Thanks @ricardoV94 does that mean it is in general discouraged to use deterministic variables (for models with many groups and or observations) because they can result in a huge memory footprint?
How would one then go about re-computing e.g. the mean of mu_, when generating predictions on unseen data? Make a dedicated model for predictions, akin to what’s described here Out of model predictions with PyMC - PyMC Labs?
Ideally I’d like to fix the definition of those deterministic variables when I specify the model for sampling (“fitting to training data”). But I do not want to necessarily store them during posterior sampling.
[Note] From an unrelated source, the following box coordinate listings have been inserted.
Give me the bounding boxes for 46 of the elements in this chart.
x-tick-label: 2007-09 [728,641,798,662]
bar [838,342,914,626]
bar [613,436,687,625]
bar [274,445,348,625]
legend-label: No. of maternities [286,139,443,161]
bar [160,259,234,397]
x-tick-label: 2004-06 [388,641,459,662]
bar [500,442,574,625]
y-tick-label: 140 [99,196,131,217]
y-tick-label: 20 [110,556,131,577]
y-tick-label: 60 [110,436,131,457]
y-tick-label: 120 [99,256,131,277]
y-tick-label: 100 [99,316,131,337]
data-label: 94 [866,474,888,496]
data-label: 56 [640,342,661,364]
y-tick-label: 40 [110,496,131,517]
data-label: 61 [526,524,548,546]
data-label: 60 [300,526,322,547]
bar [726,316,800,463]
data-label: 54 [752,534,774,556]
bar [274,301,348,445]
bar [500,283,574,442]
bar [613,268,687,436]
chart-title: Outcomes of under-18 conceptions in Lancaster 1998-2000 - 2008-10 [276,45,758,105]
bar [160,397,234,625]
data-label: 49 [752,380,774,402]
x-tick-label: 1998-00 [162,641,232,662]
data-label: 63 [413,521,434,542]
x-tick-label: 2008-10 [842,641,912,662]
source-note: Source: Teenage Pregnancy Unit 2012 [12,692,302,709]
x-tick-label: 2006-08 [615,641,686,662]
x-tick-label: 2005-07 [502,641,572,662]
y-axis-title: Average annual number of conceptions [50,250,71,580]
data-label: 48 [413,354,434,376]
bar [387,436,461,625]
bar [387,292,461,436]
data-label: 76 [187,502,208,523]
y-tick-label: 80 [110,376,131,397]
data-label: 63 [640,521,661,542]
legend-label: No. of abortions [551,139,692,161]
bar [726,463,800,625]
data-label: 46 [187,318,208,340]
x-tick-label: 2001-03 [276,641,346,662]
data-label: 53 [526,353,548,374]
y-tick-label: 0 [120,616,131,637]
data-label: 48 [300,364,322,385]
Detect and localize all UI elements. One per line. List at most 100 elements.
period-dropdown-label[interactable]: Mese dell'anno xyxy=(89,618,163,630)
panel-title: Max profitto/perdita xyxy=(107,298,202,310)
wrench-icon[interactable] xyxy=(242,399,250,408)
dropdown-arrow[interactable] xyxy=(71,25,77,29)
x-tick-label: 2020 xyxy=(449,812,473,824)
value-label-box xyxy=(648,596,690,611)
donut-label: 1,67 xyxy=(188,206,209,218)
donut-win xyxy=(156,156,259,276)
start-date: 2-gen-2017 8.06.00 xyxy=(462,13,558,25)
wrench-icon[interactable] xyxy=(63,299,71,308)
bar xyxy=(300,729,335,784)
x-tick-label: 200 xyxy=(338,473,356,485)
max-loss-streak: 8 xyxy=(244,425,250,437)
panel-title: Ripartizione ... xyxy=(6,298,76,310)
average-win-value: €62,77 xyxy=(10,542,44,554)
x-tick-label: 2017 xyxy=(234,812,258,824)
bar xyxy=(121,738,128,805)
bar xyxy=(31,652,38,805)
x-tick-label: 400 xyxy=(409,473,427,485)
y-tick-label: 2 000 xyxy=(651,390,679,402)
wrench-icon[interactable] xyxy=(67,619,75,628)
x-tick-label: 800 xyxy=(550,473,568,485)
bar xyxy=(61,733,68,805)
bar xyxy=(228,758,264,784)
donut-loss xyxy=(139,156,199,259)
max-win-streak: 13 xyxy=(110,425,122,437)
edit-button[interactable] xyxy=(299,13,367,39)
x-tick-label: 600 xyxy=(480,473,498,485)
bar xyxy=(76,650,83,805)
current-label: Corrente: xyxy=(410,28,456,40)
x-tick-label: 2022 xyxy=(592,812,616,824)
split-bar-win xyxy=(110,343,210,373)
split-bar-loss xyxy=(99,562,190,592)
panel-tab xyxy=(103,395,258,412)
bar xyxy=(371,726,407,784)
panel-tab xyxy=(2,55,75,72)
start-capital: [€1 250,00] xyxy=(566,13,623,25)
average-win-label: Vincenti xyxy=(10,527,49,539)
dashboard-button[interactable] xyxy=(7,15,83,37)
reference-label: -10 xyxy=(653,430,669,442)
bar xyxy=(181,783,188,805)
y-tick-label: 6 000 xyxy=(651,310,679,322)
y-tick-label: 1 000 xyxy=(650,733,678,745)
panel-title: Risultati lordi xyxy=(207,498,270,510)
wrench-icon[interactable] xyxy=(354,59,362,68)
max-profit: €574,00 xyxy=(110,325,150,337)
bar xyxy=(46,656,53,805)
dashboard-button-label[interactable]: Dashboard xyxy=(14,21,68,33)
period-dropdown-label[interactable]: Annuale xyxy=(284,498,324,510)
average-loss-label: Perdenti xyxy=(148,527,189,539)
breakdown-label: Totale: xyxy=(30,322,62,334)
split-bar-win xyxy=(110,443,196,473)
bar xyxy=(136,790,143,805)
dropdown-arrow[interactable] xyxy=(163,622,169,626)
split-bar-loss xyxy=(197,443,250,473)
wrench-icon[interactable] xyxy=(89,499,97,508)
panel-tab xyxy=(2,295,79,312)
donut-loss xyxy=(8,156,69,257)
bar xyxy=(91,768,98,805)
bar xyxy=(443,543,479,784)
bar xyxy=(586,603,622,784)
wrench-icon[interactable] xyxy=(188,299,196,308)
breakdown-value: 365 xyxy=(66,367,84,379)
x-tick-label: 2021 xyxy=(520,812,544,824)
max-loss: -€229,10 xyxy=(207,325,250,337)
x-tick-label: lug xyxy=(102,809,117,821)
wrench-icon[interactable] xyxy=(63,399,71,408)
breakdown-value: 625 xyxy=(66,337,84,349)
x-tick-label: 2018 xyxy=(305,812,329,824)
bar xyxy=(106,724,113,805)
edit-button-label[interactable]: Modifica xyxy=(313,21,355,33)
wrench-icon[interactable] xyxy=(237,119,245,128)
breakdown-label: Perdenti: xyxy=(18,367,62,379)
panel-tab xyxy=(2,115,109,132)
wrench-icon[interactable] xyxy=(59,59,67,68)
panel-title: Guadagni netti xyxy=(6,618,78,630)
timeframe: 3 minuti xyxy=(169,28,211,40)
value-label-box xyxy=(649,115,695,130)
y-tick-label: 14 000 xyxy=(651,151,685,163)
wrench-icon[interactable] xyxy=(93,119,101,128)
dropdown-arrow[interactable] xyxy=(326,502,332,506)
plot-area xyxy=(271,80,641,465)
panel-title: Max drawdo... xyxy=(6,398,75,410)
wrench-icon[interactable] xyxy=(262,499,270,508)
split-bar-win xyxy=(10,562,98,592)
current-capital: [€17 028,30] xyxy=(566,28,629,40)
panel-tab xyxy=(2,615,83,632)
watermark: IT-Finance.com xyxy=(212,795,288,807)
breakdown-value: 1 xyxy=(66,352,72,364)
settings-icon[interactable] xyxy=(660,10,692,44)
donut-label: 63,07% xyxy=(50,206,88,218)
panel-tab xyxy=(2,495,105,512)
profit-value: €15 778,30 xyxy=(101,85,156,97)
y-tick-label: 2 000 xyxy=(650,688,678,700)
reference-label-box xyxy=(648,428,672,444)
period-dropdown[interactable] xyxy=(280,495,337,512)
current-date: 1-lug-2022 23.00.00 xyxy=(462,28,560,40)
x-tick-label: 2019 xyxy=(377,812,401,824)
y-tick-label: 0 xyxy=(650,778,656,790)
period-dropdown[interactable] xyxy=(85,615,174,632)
Then when I generate predictions on unseen data I can simply “activate” them in order to compute the mean of mu_ without having to define a new model.
Having to omit those variables just in order to “reduce the memory footprint” of my traces also leads to harder to read code IMHO, e.g. the likelihood definition becomes
pm.Normal("y_obs", mu=alpha + omega * epsilon_alpha_g[g] + (beta + tau * epsilon_beta_g[g]) * x + sigma=sigma)
While this looks still comprehensible I am afraid I would quickly loose sight of things once I have a more complicated multi-level hierarchy and/or e.g. an errors in variables models etc.
I haven’t found an easy way to swap in a backend that directly stores the trace to disk, the default (numpy-based) backend holds all variables in memory as far as I understand, is that correct?
Thanks a lot for the great help and support.